Lässt sich der Ekelfaktor auch bei uns überwinden?
Ja, aber das braucht Zeit. Das ist ja kein genetisch angeborener Ekelfaktor, sondern das ist sozio-kulturell geprägt. Wenn die Mutter sagt: Igitt, das darfst du nicht in den Mund nehmen, dann lernt das Kind, dass das tabuisiert ist. Es ist eine Sache, die man über eine Generation neu lernen kann.
Wie läuft ein Lernprozess ab?
Ich erwarte jetzt eine Phase, wo der Kribbelfaktor, etwas Neues auszuprobieren, noch eine Rolle spielt. Dabei werden eine Reihe von Produkten auf den Markt gebracht, die unter dem Aspekt Innovation und kurzfristige Aufmerksamkeit wichtig sind. Dann wird ein Stück Ernüchterung eintreten, weil man merkt: Hoppla, es ist ja gar nicht so spektakulär. Und wenn der Preis dann akzeptabel ist und die Quellen sicher sind, geht der Trend langfristig in Richtung Normalität. Insekten werden dann – gerade in verarbeiteter Form – Stück für Stück in unsere Lebensmittel-Produkte hineinkommen.

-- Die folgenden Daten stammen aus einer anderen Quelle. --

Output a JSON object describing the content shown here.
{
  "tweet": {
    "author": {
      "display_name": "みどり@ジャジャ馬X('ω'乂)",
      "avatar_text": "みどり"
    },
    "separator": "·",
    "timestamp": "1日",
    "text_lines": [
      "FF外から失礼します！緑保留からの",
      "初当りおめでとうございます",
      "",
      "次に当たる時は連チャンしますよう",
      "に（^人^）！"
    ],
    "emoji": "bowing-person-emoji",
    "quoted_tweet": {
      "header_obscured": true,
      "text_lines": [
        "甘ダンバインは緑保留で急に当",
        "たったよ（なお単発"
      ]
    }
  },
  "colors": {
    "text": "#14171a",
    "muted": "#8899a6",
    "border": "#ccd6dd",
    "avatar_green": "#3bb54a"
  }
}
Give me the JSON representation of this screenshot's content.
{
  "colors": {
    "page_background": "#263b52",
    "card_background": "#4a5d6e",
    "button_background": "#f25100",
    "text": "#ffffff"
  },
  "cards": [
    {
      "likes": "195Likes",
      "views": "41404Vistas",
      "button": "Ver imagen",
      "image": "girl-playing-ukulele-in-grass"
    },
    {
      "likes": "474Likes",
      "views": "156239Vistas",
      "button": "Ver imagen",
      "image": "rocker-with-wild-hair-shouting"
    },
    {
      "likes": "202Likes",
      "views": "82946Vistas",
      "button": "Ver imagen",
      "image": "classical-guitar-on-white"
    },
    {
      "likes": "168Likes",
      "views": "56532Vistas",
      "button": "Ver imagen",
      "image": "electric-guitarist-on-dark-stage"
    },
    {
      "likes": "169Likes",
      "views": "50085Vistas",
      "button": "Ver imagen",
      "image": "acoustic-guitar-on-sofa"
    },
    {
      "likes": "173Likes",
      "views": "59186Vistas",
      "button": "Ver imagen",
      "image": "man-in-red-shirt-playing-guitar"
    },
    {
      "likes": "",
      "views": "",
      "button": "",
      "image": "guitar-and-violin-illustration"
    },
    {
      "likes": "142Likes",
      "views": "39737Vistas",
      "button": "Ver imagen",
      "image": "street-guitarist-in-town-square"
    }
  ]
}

Welche Hürden sehen Sie noch?
Alles muss ordentlich deklariert werden. Auch die Allergen-Kennzeichnung muss ordentlich gemacht werden, da Menschen mit einer Schalentierallergie wahrscheinlich auch auf Insekten allergisch reagieren können. Gerade sind die Rohstoffe auch noch teuer.
Wo sehen sie in Zukunft die Insektenzucht?
Ich bekomme Anfragen von Bauern, die aus dem System aussteigen wollen, Kühe, Schweine oder Hühner zu züchten. Wegen der zunehmenden Diskussion um Säugetiere in der Massentierhaltung. Diese Bauern suchen Alternativen. Ich glaube, dass auch in Europa noch größere Produktionsstätten für Insekten entstehen werden. Sie lieben Massentierhaltung, sie fühlen sich erst kuschelig warm, wenn sie zusammenrücken.